College van Beroep voor het bedrijfsleven

Datum uitspraak
8 mei 2023
Publicatiedatum
9 mei 2023
Zaaknummer
21/706
Instantie
College van Beroep voor het bedrijfsleven
Type
Uitspraak
Rechtsgebied
Bestuursrecht
Procedures
  • Geheimhoudingsbeslissing
Vindplaatsen
  • Rechtspraak.nl
AI samenvatting door LexboostAutomatisch gegenereerd

Geheimhoudingsbeslissing inzake vertrouwelijke documenten in hoger beroep tegen uitspraak rechtbank Rotterdam

In deze zaak heeft [naam] hoger beroep ingesteld tegen een uitspraak van de rechtbank Rotterdam van 27 mei 2021, waarin de staatssecretaris van Infrastructuur en Waterstaat betrokken is.

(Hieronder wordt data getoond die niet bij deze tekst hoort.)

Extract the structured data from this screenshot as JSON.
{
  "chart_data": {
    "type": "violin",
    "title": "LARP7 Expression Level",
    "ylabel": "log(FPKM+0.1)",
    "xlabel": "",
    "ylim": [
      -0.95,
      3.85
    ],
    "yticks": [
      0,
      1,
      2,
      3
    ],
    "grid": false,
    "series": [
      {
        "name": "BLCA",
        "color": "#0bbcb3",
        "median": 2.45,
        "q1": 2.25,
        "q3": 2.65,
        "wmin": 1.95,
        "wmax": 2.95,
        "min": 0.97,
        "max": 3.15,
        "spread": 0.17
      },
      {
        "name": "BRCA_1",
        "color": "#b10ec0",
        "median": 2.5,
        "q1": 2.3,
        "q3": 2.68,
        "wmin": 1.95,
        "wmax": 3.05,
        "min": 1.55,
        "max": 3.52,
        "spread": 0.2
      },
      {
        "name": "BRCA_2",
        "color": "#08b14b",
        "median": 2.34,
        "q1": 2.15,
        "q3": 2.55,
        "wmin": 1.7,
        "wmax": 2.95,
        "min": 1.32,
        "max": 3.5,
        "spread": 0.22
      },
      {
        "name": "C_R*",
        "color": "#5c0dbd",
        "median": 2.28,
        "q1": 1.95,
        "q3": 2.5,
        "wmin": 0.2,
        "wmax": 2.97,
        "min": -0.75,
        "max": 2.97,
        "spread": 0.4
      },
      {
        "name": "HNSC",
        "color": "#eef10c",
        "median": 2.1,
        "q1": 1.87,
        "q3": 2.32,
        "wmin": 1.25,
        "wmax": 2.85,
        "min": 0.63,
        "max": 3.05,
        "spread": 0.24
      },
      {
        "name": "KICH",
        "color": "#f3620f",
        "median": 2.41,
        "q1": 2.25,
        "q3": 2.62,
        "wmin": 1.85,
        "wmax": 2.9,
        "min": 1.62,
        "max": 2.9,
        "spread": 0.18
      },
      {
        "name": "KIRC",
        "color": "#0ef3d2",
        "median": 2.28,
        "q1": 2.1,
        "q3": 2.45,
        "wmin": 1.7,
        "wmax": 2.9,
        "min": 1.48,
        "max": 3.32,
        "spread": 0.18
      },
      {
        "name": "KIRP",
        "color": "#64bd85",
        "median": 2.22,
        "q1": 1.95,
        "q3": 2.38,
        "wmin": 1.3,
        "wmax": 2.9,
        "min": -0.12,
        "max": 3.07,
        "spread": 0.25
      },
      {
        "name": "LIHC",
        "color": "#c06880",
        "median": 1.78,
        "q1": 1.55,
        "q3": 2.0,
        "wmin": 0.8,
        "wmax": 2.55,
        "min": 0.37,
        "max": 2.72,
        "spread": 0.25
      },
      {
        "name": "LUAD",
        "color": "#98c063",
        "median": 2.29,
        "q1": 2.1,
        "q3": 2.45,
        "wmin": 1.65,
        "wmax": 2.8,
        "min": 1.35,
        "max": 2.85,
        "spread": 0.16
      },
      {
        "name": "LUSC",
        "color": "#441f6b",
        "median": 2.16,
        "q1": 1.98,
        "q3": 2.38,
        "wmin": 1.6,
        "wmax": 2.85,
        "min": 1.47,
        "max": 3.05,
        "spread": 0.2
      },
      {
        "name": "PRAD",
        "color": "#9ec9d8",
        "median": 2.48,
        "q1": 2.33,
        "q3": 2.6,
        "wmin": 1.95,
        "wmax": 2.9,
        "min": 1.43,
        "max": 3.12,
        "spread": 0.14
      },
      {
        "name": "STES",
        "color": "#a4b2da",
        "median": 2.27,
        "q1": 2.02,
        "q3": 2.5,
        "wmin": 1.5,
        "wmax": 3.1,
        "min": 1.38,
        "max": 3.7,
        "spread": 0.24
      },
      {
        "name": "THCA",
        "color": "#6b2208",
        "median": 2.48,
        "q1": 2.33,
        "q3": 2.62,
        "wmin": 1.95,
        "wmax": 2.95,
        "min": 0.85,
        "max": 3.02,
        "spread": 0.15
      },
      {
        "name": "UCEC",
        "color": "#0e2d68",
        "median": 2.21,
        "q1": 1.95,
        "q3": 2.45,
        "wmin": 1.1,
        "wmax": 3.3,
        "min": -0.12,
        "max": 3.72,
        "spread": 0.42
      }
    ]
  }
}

De staatssecretaris heeft vertrouwelijke documenten ingediend, waarbij hij zich beroept op artikel 8:29 van de Algemene wet bestuursrecht (Awb) om de kennisneming van deze documenten te beperken. Het betreft onder andere correspondentie met de Europese Commissie en documenten over examenmethoden. De rechter-commissaris heeft de verzoeken van de staatssecretaris beoordeeld en geconcludeerd dat de beperking van kennisneming van het eerste stuk gerechtvaardigd is, gezien de persoonlijke gegevens die daarin zijn opgenomen. De rechter-commissaris heeft echter geen gewichtige redenen gevonden voor de integrale beperking van de kennisneming van de correspondentie met de Europese Commissie.

Daarnaast heeft de rechter-commissaris ook het verzoek om beperking van kennisneming van de documenten betreffende examenmethoden beoordeeld. Hij heeft vastgesteld dat, hoewel de staatssecretaris een beperking van kennisneming gerechtvaardigd acht, er ook een recht op verdediging bestaat voor [naam]. Daarom is besloten dat kennisneming door een door het College aan te wijzen gemachtigde mogelijk moet zijn, om de belangen van beide partijen te waarborgen. De rechter-commissaris heeft de zaak aangehouden voor verdere afspraken op de zitting van 9 mei 2023.

Uitspraak

beslissing

COLLEGE VAN BEROEP VOOR HET BEDRIJFSLEVEN

zaaknummer: 21/706
beslissing van de rechter-commissaris op grond van artikel 8:29, derde lid, van de Algemene wet bestuursrecht in het hoger beroep van

[naam] , te [plaats] ,

(gemachtigde: mr. S.K. Boelens),
tegen de uitspraak van de rechtbank Rotterdam van 27 mei 2021, kenmerk 19/2769, in het geding tussen

[naam]

en

de staatssecretaris van Infrastructuur en Waterstaat, (de staatssecretaris)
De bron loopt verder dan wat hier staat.